Outros cientistas ainda denunciaram o estudo chinês como experimentação humana. “Isso é inconcebível. Um experimento em humanos que não é nem moralmente nem eticamente defensável”, protestou Kiran Musunuru, especialista em edição de genes da Universidade da Pennsylvania, nos Estados Unidos. Segundo ele, mesmo quando funciona perfeitamente, pessoas sem os genes CCR5 normais enfrentam altos riscos de contrair certos vírus, como vírus do Nilo Ocidental ou mesmo gripes comuns.

“A edição de gene ainda é experimental e está associada com mutações em genes não modificados, pode causar problemas genéticos no início ou mais tarde na vida, incluindo o desenvolvimento de câncer”, explicou Julian Savulescu, da Universidade de Oxford, na Inglaterra, ao The Guardian. 

Os críticos também alegam que não é possível precisar se os casais participantes tinham total entendimento do procedimento, uma vez que nos formulários de consentimento estava descrito como “programa de desenvolvimento de vacinas contra Aids”. Entretanto, He Jiankui disse ter explicado os objetivos do procedimento, deixando claro para os casais que o processo nunca tinha sido feito anteriormente. Ele alegou também ter providenciado cobertura médica para todas as crianças concebidas pelo projeto.

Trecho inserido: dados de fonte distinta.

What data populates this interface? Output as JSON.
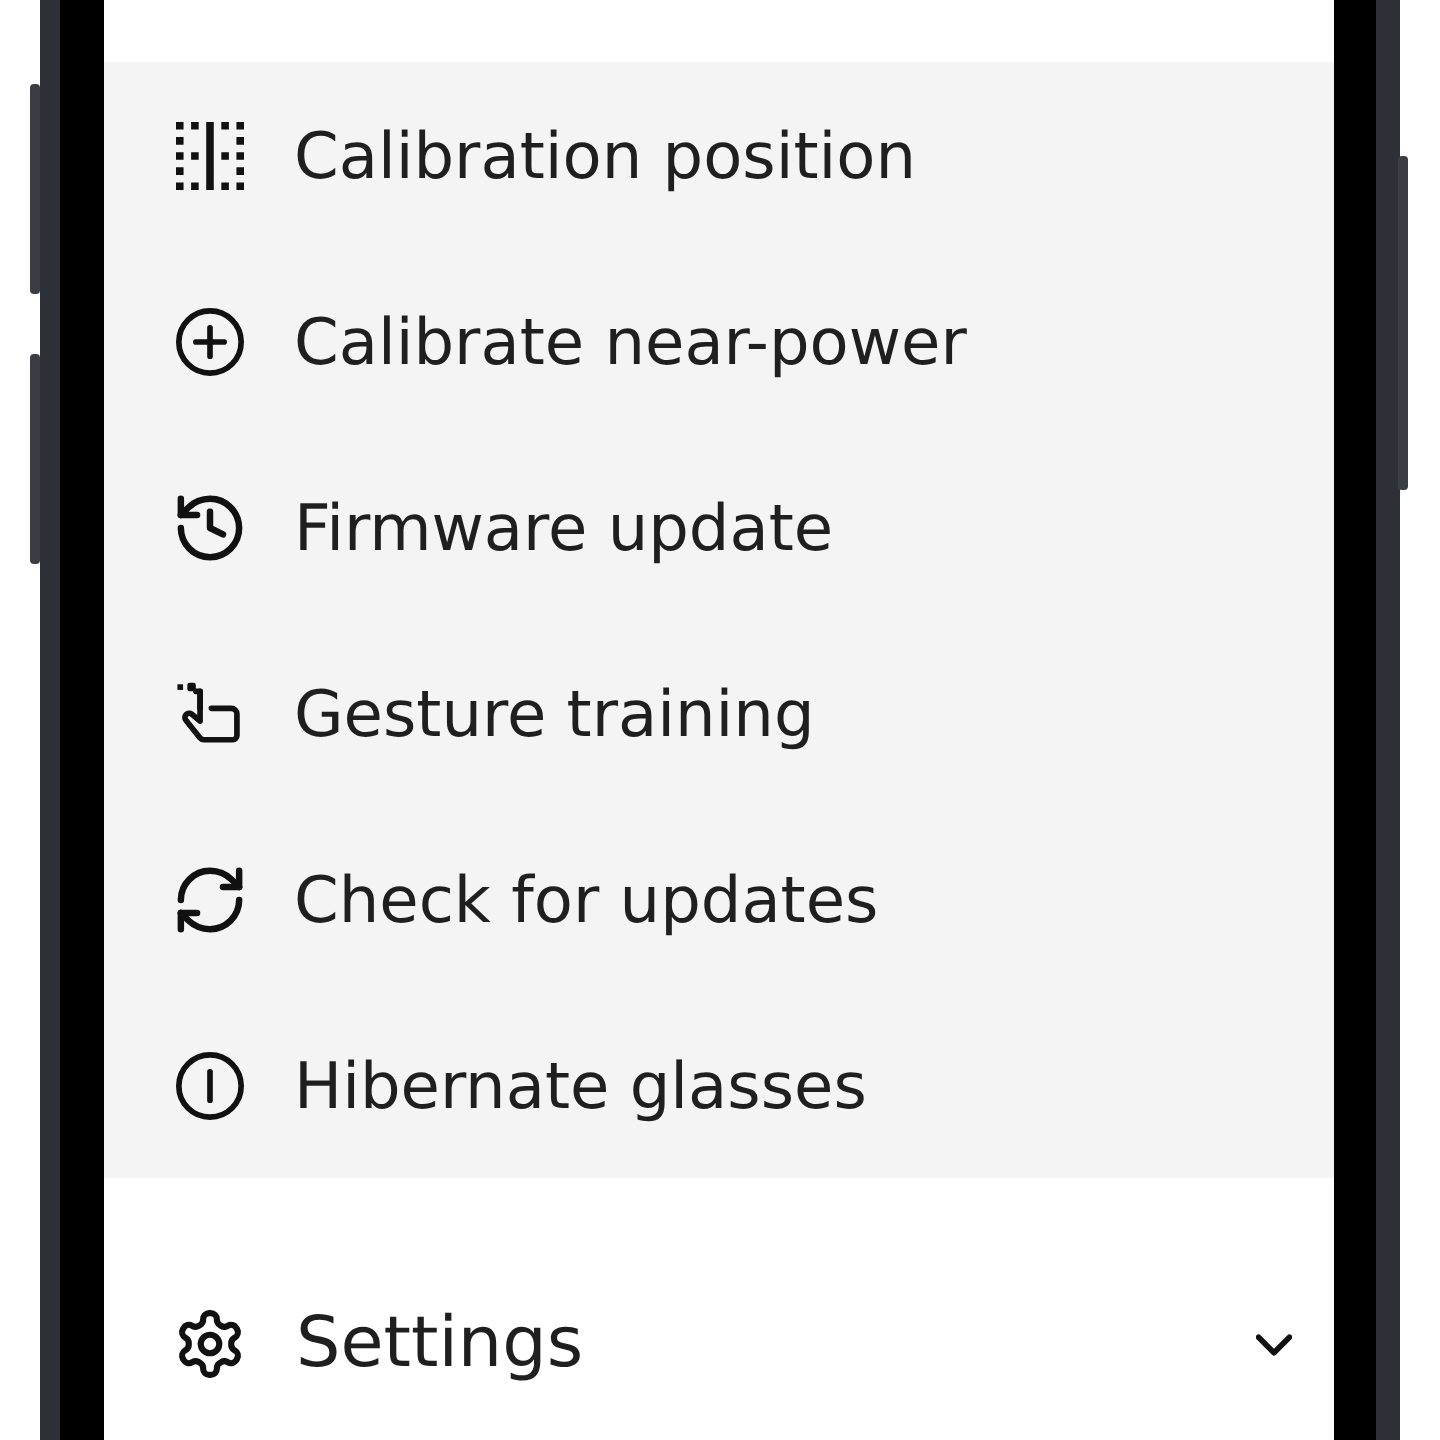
{
  "menu": {
    "items": [
      {
        "label": "Calibration position"
      },
      {
        "label": "Calibrate near-power"
      },
      {
        "label": "Firmware update"
      },
      {
        "label": "Gesture training"
      },
      {
        "label": "Check for updates"
      },
      {
        "label": "Hibernate glasses"
      }
    ]
  },
  "settings": {
    "label": "Settings",
    "expanded": false
  }
}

Já Sarah Chan, da Universidade de Edimburgo, na Escócia, comentou que, se verdadeiro, o experimento representa uma grave preocupação ética. Para ela, o risco de contrair HIV atualmente é muito pequeno e há outras maneiras de prevenção, além de não ser mais uma doença considerada incurável ou inevitavelmente terminal. “Colocar essas crianças em tamanho risco por causa de um ganho tão pequeno é injustificável”, alertou ao The Guardian.

Polêmica
Em entrevista à CNN, um representante do Shenzhen Harmonicare Women’s and Children’s Hospital, instituição nomeada por He Jiankui como responsável por aprovar os documentos de caráter ético, negou qualquer envolvimento no projeto. “Podemos assegurar que a pesquisa não foi conduzida em nosso hospital nem os bebês nasceram aqui”, disse ele. Ainda assim, o hospital confirmou que dois médicos citados no documento trabalham para a entidade e que uma investigação seria aberta para averiguar a questão. 

Já a Comissão de Saúde e Planejamento Familiar de Shenzhen denunciou a legitimidade do comitê de ética do hospital e o processo de revisão que aprovou o pedido. A instituição informou que já abriu uma investigação nesta segunda-feira para “verificar a autenticidade da revisão ética da pesquisa divulgada pela mídia”.

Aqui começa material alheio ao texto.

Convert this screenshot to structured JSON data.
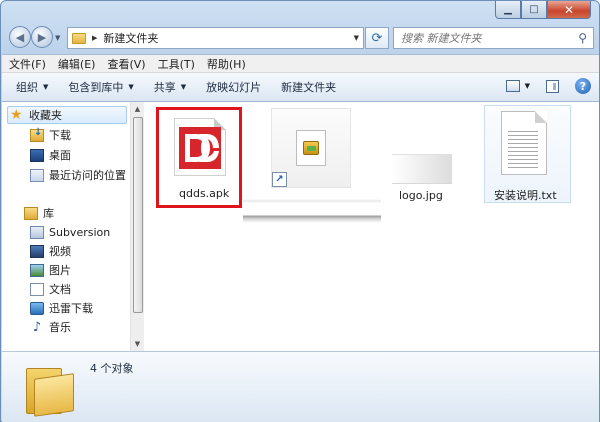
{
  "window": {
    "caption_buttons": {
      "minimize": "▁",
      "maximize": "□",
      "close": "✕"
    }
  },
  "address": {
    "path": "新建文件夹",
    "search_placeholder": "搜索 新建文件夹"
  },
  "menu": [
    "文件(F)",
    "编辑(E)",
    "查看(V)",
    "工具(T)",
    "帮助(H)"
  ],
  "toolbar": {
    "organize": "组织",
    "include_library": "包含到库中",
    "share": "共享",
    "slideshow": "放映幻灯片",
    "new_folder": "新建文件夹"
  },
  "nav": {
    "favorites": "收藏夹",
    "downloads": "下载",
    "desktop": "桌面",
    "recent": "最近访问的位置",
    "libraries": "库",
    "subversion": "Subversion",
    "videos": "视频",
    "pictures": "图片",
    "documents": "文档",
    "xunlei": "迅雷下载",
    "music": "音乐"
  },
  "files": [
    {
      "name": "qdds.apk",
      "icon": "apk-logo-icon",
      "selected": true
    },
    {
      "name": "",
      "icon": "shortcut-icon"
    },
    {
      "name": "logo.jpg",
      "icon": "image-thumbnail"
    },
    {
      "name": "安装说明.txt",
      "icon": "text-file-icon"
    }
  ],
  "status": {
    "count": "4 个对象"
  },
  "colors": {
    "selection_outline": "#e0141b",
    "apk_brand": "#d6262b"
  }
}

Em nota, a Universidade para a qual o pesquisador trabalha disse que ele está de licença desde fevereiro deste ano. “A pesquisa foi realizada fora da instituição pelo professor associado He Jiankui. Ele não relatou nada para a universidade ou para o departamento de biologia. Não estamos ciente do assunto”, informou. A entidade destacou que o Comitê Acadêmico do Departamento de Bilogia acredita que o projeto viola as normas éticas e acadêmicas.

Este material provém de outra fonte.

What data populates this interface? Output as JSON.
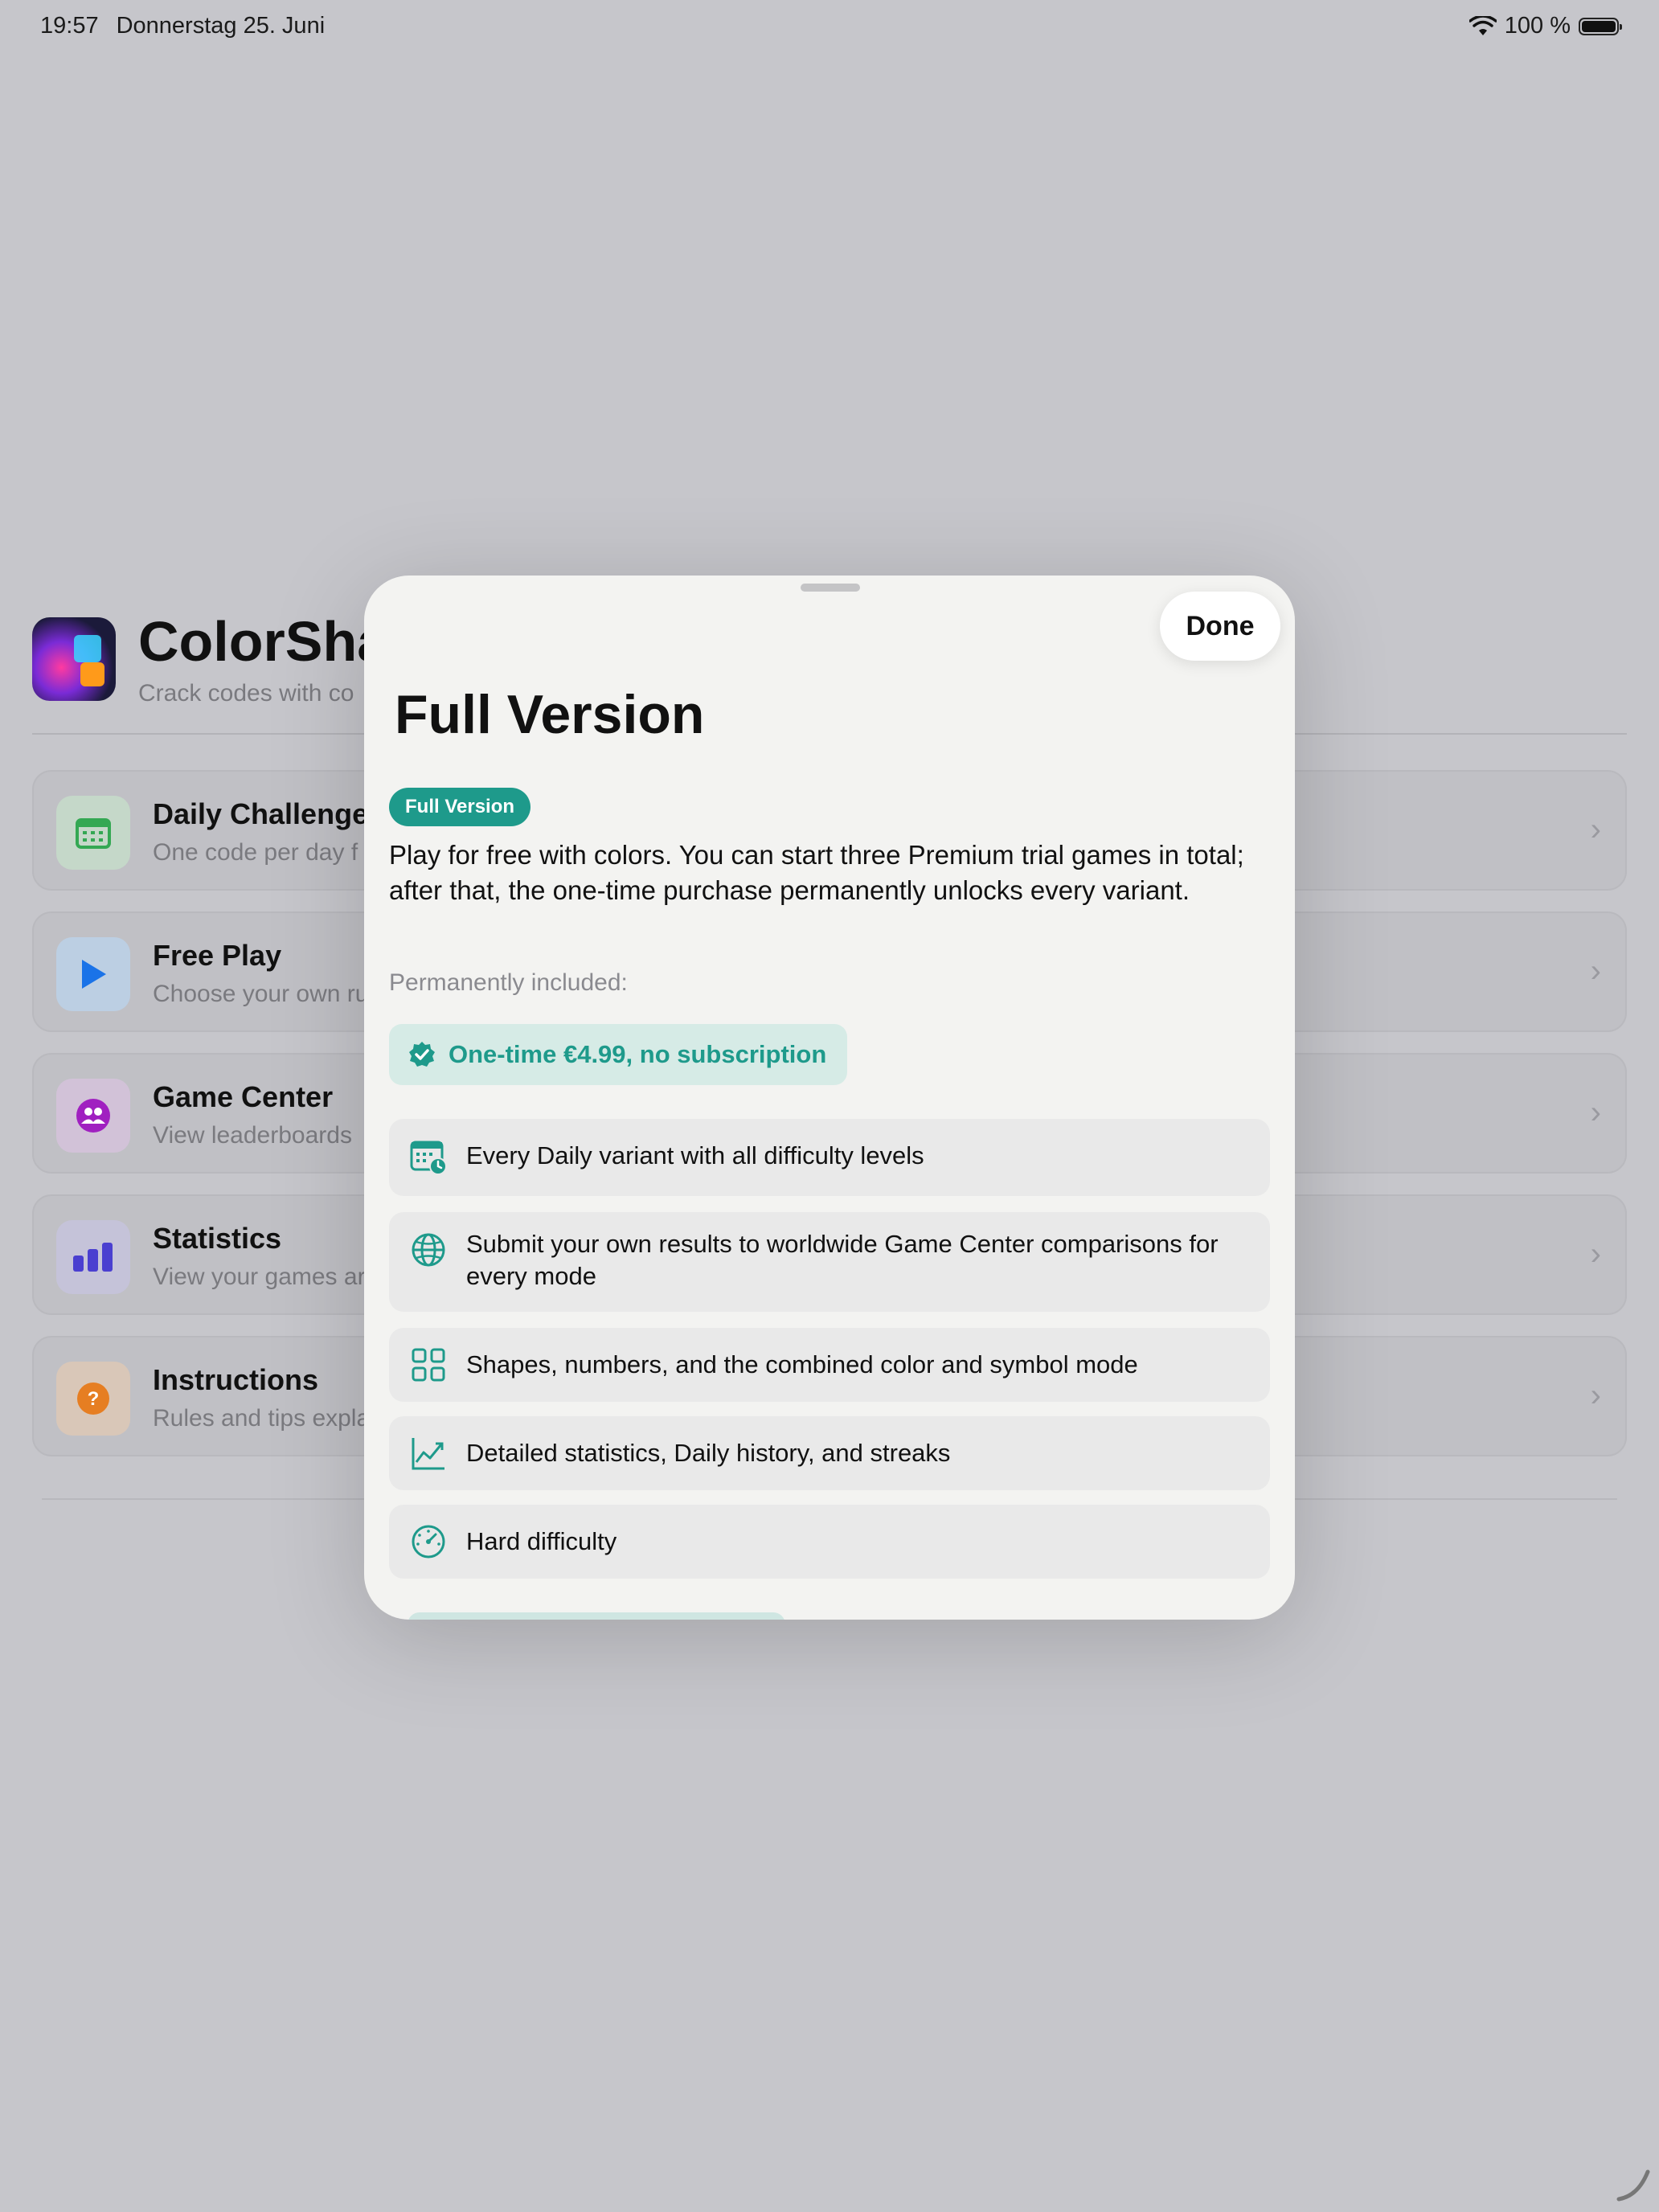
{
  "status_bar": {
    "time": "19:57",
    "date": "Donnerstag 25. Juni",
    "battery": "100 %"
  },
  "background_app": {
    "title": "ColorSha",
    "subtitle": "Crack codes with co",
    "menu": [
      {
        "title": "Daily Challenge",
        "subtitle": "One code per day f",
        "icon": "calendar-icon",
        "color": "#34a853"
      },
      {
        "title": "Free Play",
        "subtitle": "Choose your own ru",
        "icon": "play-icon",
        "color": "#1a73e8"
      },
      {
        "title": "Game Center",
        "subtitle": "View leaderboards",
        "icon": "person-icon",
        "color": "#a020c0"
      },
      {
        "title": "Statistics",
        "subtitle": "View your games ar",
        "icon": "bar-chart-icon",
        "color": "#4a3fd0"
      },
      {
        "title": "Instructions",
        "subtitle": "Rules and tips expla",
        "icon": "question-icon",
        "color": "#e67e22"
      }
    ]
  },
  "sheet": {
    "done_label": "Done",
    "title": "Full Version",
    "badge": "Full Version",
    "description": "Play for free with colors. You can start three Premium trial games in total; after that, the one-time purchase permanently unlocks every variant.",
    "permanently_included": "Permanently included:",
    "price": "One-time €4.99, no subscription",
    "features": [
      {
        "icon": "calendar-clock-icon",
        "text": "Every Daily variant with all difficulty levels"
      },
      {
        "icon": "globe-icon",
        "text": "Submit your own results to worldwide Game Center comparisons for every mode"
      },
      {
        "icon": "grid-icon",
        "text": "Shapes, numbers, and the combined color and symbol mode"
      },
      {
        "icon": "chart-line-icon",
        "text": "Detailed statistics, Daily history, and streaks"
      },
      {
        "icon": "gauge-icon",
        "text": "Hard difficulty"
      }
    ],
    "accent": "#1e9a8b"
  }
}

Enquanto isso, mais de 120 cientistas chineses postaram uma declaração conjunta no site Wiebo condenando a pesquisa. Segundo o texto, experimentos em humanos são “uma loucura” e ninguém pode prever o impacto futuro conforme as substâncias hereditárias modificadas vão inevitavelmente se misturar ao genoma humano. Eles ainda mencionaram que o estudo prejudica a reputação da pesquisa biomédica chinesa, realizada por cientistas diligentes e seguidores da ética científica.

Com tantas questões envolvidas, o estudo acabou sendo suspenso até que a segurança deste primeiro experimento ser analisada por especialistas. Para He Jiankui, é a sociedade quem vai decidir o próximo passo em termos de aceitação ou proibição do método.